In the case of Executive Engineer (supra) the application for setting aside the award passed under Rule 16 was made after nine months of the knowledge of the award. Thus, it was in those circumstances that the Court held that the expression "order" appearing in Rule 16 includes ex-parte award and further that there was no explanation for the delay. In U.P. State Electricity Board (supra) the Court was concerned with inconsistency between the provisions contained in Section 6 and Rule 16 (2). In my view, none of the two cases support the contention of the workman. 13. As has already been held that the award was made under Rule 12 (9), question of limitation of ten days does not arise. The labour court could still recall the order dated 2.8.1986 as by 3.9.1986, when the recall application was filed, the award was not enforceable as it was not published, thus, the question of limitation of 10 days did not arise. The merits of the reason for non-appearance was to a large extent in the judicial discretion of the labour court. 14. In view of the discussions of the said contention of the learned Counsel for the Petitioner, it is needless to deliberate upon the other contentions. 15. For the reasons given hereinabove, the writ petition succeeds and is allowed and the impugned award dated 21.8.1986 and the order dated 16.8.1987 are hereby quashed.
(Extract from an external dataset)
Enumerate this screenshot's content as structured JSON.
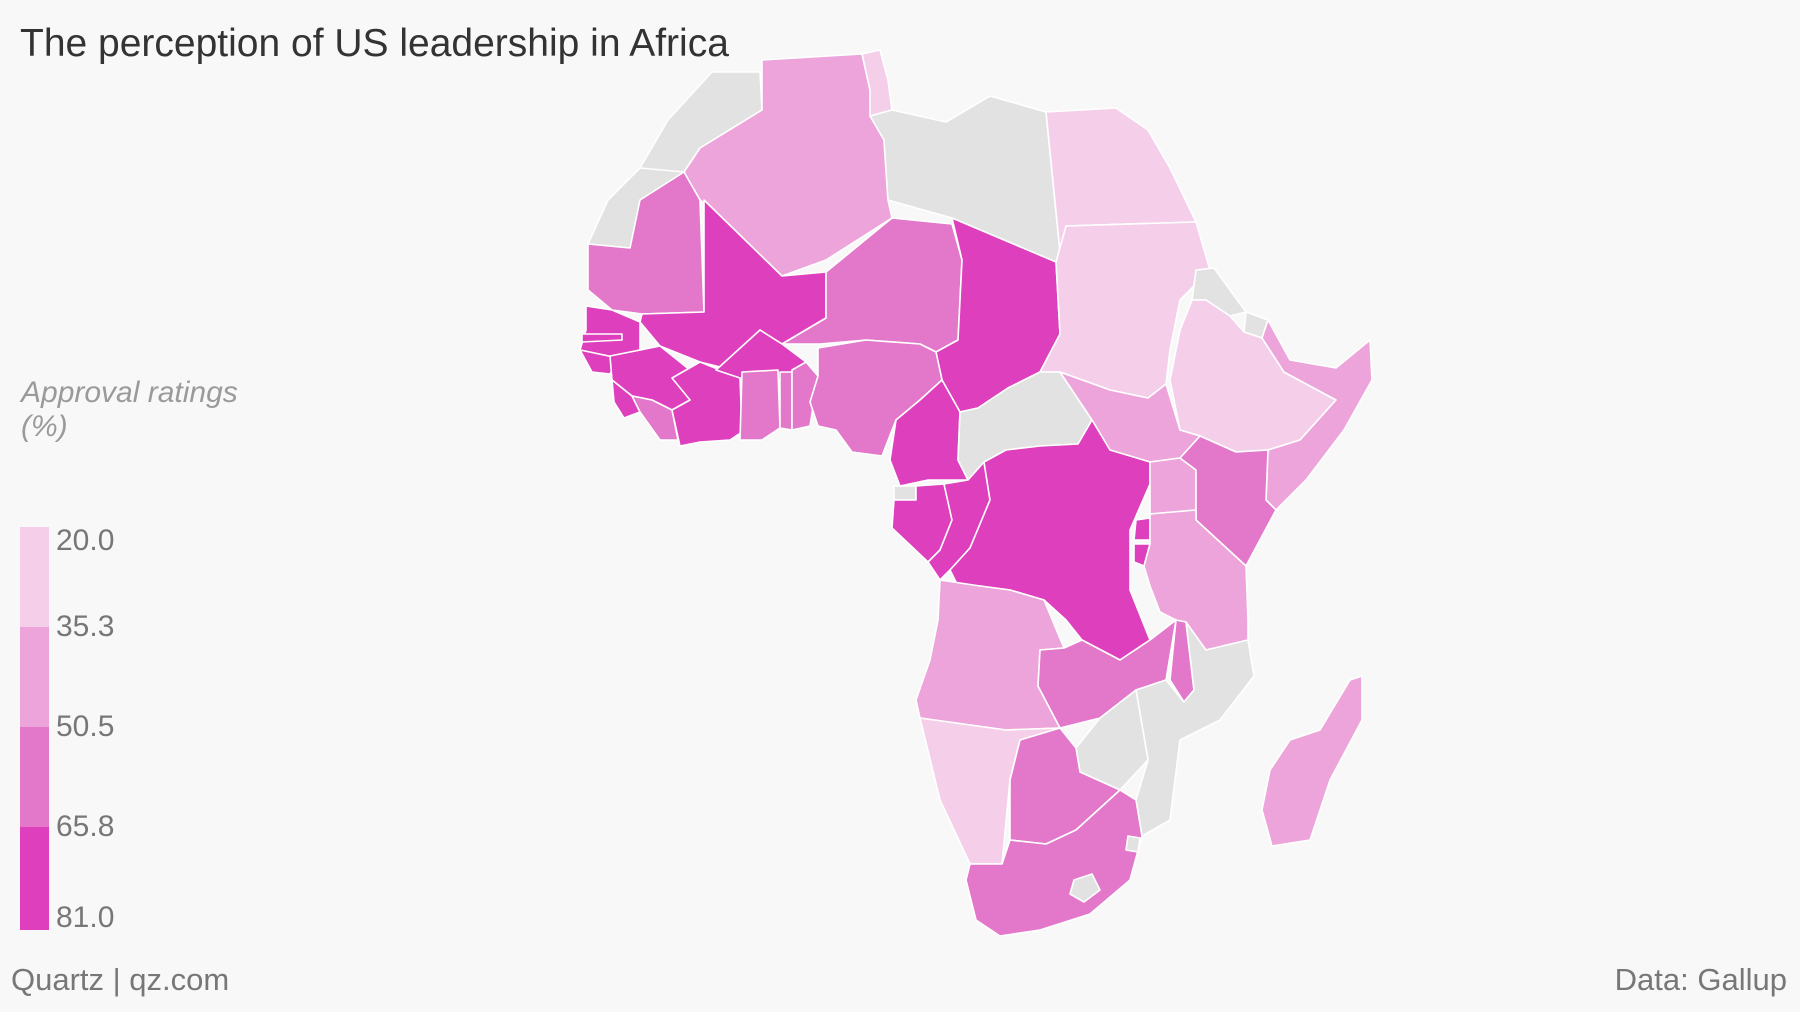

No order as to cost. 16. After the order has been dictated the counsel for the Respondents prayed that since the matter is very old one, the labour court may be directed to decide it on merit expeditiously. In view of the aforesaid, the labour court is directed to decide the aforesaid Adjudication Case No. 251 of 1985 expeditiously, preferably within a period of two months from the date of production of a certified copy of this order.